15 gün önce stadın yıkılacağının söylendiğini hatırlatan Kaynak, "Hala antrenmanlar yapabiliyoruz. Sadece klimalar, kaloriferler filan söküldü. Onlar bu hafta sonuna bırakılabilirdi. Bu kadar stat aramak zorunda kalmazdık. Şehir dışına gitmezdik. Biraz fedakarlık yapılabilirdi. Çünkü Elazığ’dan bir firma yapacak, bunu erteleyebilirdi. Neyse geriye dönük birçok hata var tabi kulüp bazında ama biz saha içi işini iyi yapıyoruz. Hep bunu dedik. Bunu söylerken hiç kimse bir mesaj almadı. Saha dışında hiç kimsemiz olmadı. Bu oyunculara hiçbir şekilde güven verilip imkanlar sağlanmadı. Bu şekilde yüz yüze geldik. Karaya çıkacağız ama karaya çıkarken geri dönmek zorunda kalan bir oyuncu grubu var şu anda. Hiçbir televizyonda Elazığspor’un teknik-taktik anlayışı, oyuncu yeterliliği gibi futbol anlamında yorumlar yapılmıyor. Direkt kulüp bazında yaşanılır bir ortam olmadığı gibi futbol dışı konuşmalar yapılıyor. Ama ben inanıyorum ki Elazığ’ı takip eden çok sayıda insan var. Elazığspor’a yardım eden, Elazığspor’la ilgilenen çok ama takip etmekten ziyade herkes birbirinden ilgi-alaka bekliyor” diye konuştu.

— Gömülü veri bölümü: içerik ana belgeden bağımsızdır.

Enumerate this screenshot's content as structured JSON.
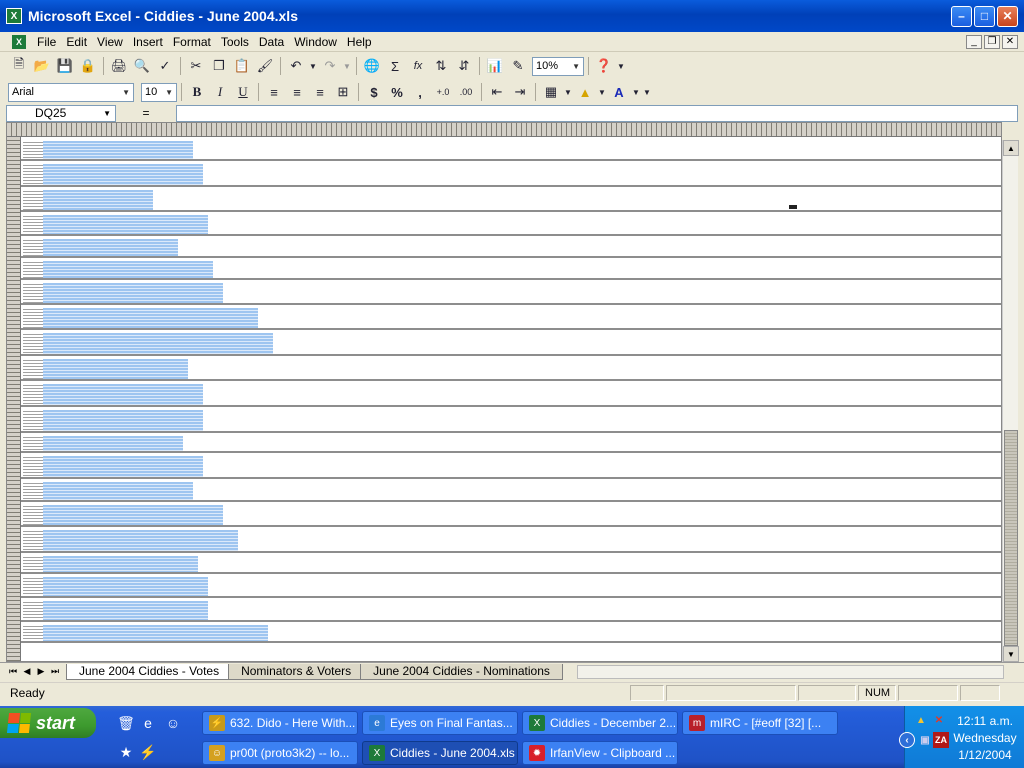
{
  "window": {
    "title": "Microsoft Excel - Ciddies - June 2004.xls",
    "app_icon": "excel-icon"
  },
  "menu": [
    "File",
    "Edit",
    "View",
    "Insert",
    "Format",
    "Tools",
    "Data",
    "Window",
    "Help"
  ],
  "toolbar": {
    "zoom": "10%",
    "font_name": "Arial",
    "font_size": "10",
    "bold": "B",
    "italic": "I",
    "underline": "U",
    "currency": "$",
    "percent": "%",
    "comma": ",",
    "autosum": "Σ",
    "function": "fx"
  },
  "formula_bar": {
    "name_box": "DQ25",
    "equals": "=",
    "formula": ""
  },
  "sheet_tabs": [
    {
      "label": "June 2004 Ciddies - Votes",
      "active": true
    },
    {
      "label": "Nominators & Voters",
      "active": false
    },
    {
      "label": "June 2004 Ciddies - Nominations",
      "active": false
    }
  ],
  "status": {
    "text": "Ready",
    "num": "NUM"
  },
  "taskbar": {
    "start_label": "start",
    "tasks_row1": [
      {
        "label": "632. Dido - Here With...",
        "icon": "winamp-icon",
        "active": false
      },
      {
        "label": "Eyes on Final Fantas...",
        "icon": "ie-icon",
        "active": false
      },
      {
        "label": "Ciddies - December 2...",
        "icon": "excel-icon",
        "active": false
      },
      {
        "label": "mIRC - [#eoff [32] [...",
        "icon": "mirc-icon",
        "active": false
      }
    ],
    "tasks_row2": [
      {
        "label": "pr00t (proto3k2) -- lo...",
        "icon": "messenger-icon",
        "active": false
      },
      {
        "label": "Ciddies - June 2004.xls",
        "icon": "excel-icon",
        "active": true
      },
      {
        "label": "IrfanView - Clipboard ...",
        "icon": "irfanview-icon",
        "active": false
      }
    ],
    "clock": {
      "time": "12:11 a.m.",
      "day": "Wednesday",
      "date": "1/12/2004"
    }
  }
}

“Kazandıkça zayıflayan bir kulüp var”
Elazığ’da çok güçlü insanlar olduğuna inandığını kaydeden Orhan Kaynak, “Birbirlerine olan güvensizlikten herkes birbirinden ilgi-alaka bekliyor. O nedenle zor oluyor. Bunları bir araya getirecek birisinin olması lazım. Çok yazık, Elazığ güzel bir şehir. Güzel bir futbol şehri olabilir. Büyük bir camia. Çok büyük borcu da yok, ekonomik sıkıntısı da yok. Yani normal olağan bir kulübün olması gereken bir borcu var. Ama herkes birbirinden destek bekliyor. Gelecek kişinin bir şeyler yapması lazım ki insanlardan yardım isteyebilsin. Gelen kişiler hiçbir şey yapmadan gidiyor. Hacı Murat Yümlü zamanında çok daha iyiydi. 13 gün kalmasına rağmen çok iyi işler yaptı. 1 milyonun üzerinde para harcadı. En azından beni buraya getirdi. Ona teşekkür ediyorum. Hakikaten güzel bir oyuncu grubu var. Bu oyuncu grubu destek gördüğü takdirde transfer tahtasının açılmasına da gerek yok, üzülüyoruz. Son maça bile çıkarken Orhan Şam gelmedi. Lamine Diarra, Tatos geldi bugün inanılmaz moralleri bozuk. 4-0 kaybeden bir takım görünümündeyiz. Kazanan değil. Kazandıkça zayıflayan bir kulüp var, camia var. Elazığspor sevdalılarının bence sahip çıkması lazım. Sağ olsun valimiz dönem dönem destek oldu bize. Çok faydası oldu. Belediye Başkanı Eskişehir maçı öncesi çok enerji verdi bize. Keşke Belediye Başkanımız biraz daha bizle ilgilenebilse. Çünkü bu şehre çok şeyler katmış bir insan. Ama ne olursa olsun bu kulübün yaşaması gerekiyor. İnşallah bundan sonraki süreç Elazığspor için iyi olur” ifadelerini kullandı.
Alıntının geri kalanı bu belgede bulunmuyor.